The spring edition of South County Living magazine focuses on preservation issues in southern Rhode Island in advance of the state Historic Preservation Conference next month at the University of Rhode Island. In South County, preservation is bubbler talk, as much a part of the daily conversation as the weather and the Red Sox. Just in this week’s South County Independent, there is a letter to the editor bemoaning the loss of Anawan Farmhouse and Blacksmith Shop on Boston Neck Road in Narragansett, a story about a pending deal to preserve Carpenter Farm in Perryville and a front-page story on the controversial state Department of Transportation plan to replace the Dillon Rotary in Narragansett (and its landmark Narragansett beer sign).

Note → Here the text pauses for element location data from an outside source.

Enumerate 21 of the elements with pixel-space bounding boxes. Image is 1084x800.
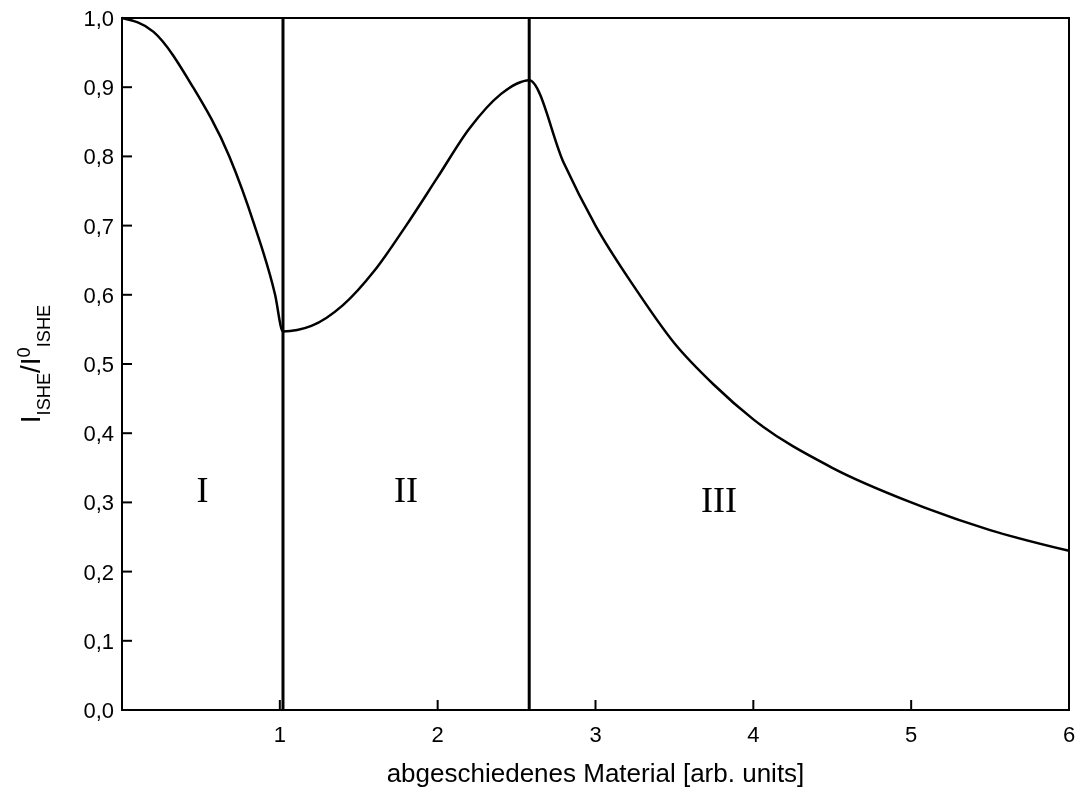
- y-tick-label: 0,5: [83, 352, 114, 377]
- y-tick-label: 1,0: [83, 6, 114, 31]
- x-tick-label: 2: [431, 722, 444, 747]
- x-tick-label: 5: [905, 722, 918, 747]
- x-tick-label: 4: [747, 722, 760, 747]
- annotation: II: [394, 470, 419, 511]
- y-tick-label: 0,9: [83, 75, 114, 101]
- annotation: I: [196, 470, 209, 511]
- y-tick-label: 0,0: [83, 698, 114, 723]
- annotation: III: [701, 480, 738, 521]
- x-tick-label: 3: [589, 722, 602, 747]
- y-tick-label: 0,2: [83, 559, 114, 585]
- x-axis-title: abgeschiedenes Material [arb. units]: [386, 758, 805, 788]
- x-tick-label: 6: [1062, 722, 1076, 747]
- y-tick-label: 0,6: [83, 282, 114, 308]
- y-tick-label: 0,4: [83, 421, 114, 447]
- y-tick-label: 0,1: [83, 628, 114, 654]
- x-tick-label: 1: [273, 722, 286, 747]
- y-tick-label: 0,8: [83, 144, 114, 170]
- y-tick-label: 0,7: [83, 213, 114, 239]
- y-tick-label: 0,3: [83, 490, 114, 516]
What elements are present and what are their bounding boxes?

Rhode Islanders have a reputation as folks who don’t like change but that’s partly because the changes we’ve seen haven’t rocked our boats. McMansion-houses on ecologically fragile coves. Garish skyscrapers blotting out the sun and creating wind tunnels in Providence. Ocean-hugging condos restricting the average Rhode Islander’s constitutional right to public access of the shoreline. Strip malls and big-box stores turning old horse farms into the homogenous asphalt-and-concrete wasteland of Anywhere, USA.
As I wrote in the magazine:

At the forefront of any conversation about preservation is the threat posed by rampant development and the perils of sprawl, especially in South County, which has experienced the most dramatic population growth in the state in recent years. Preservationists, like environmentalists, are seen by some as obstructionists to growth and economic development. Occasionally they can stop a project in its tracks.
For their part, developers have begun co-opting the language of preservationists. On Old North Road in Kingston, on the outskirts of the URI campus and conference site, a swath of trees has been cleared to make room for a development called Kingston Preserve. A couple of miles away, off Slocum Road, there is a new development called The Preserve at the Oaks, a neighborhood created by chopping down most of the oaks, with an asphalt road leading through the development called Preservation Drive.


The good news is that few states have a better record than Rhode Island when it comes to preserving its architecture and cultural landscapes. Of course, new development is essential to every community, but let’s put an end to the cookie-cutter quick-buck approach to building and insist on projects that embody creativity and sensitivity to the surrounding environment. So stores and apartments in Westerly pay homage to the town’s granite-carved legacy and complement the natural features of the Pawcatuck River. Construction in North Kingstown should acknowledge the vitality of a region once dominated by mill villages. The casual beach community of Narragansett benefits when projects are built on a small scale and don't try to replicate Florida’s Gold Coast.

Because building without vision and foresight isn’t construction. It’s destruction in disguise.

What special places would you like to see preserved in Rhode Island?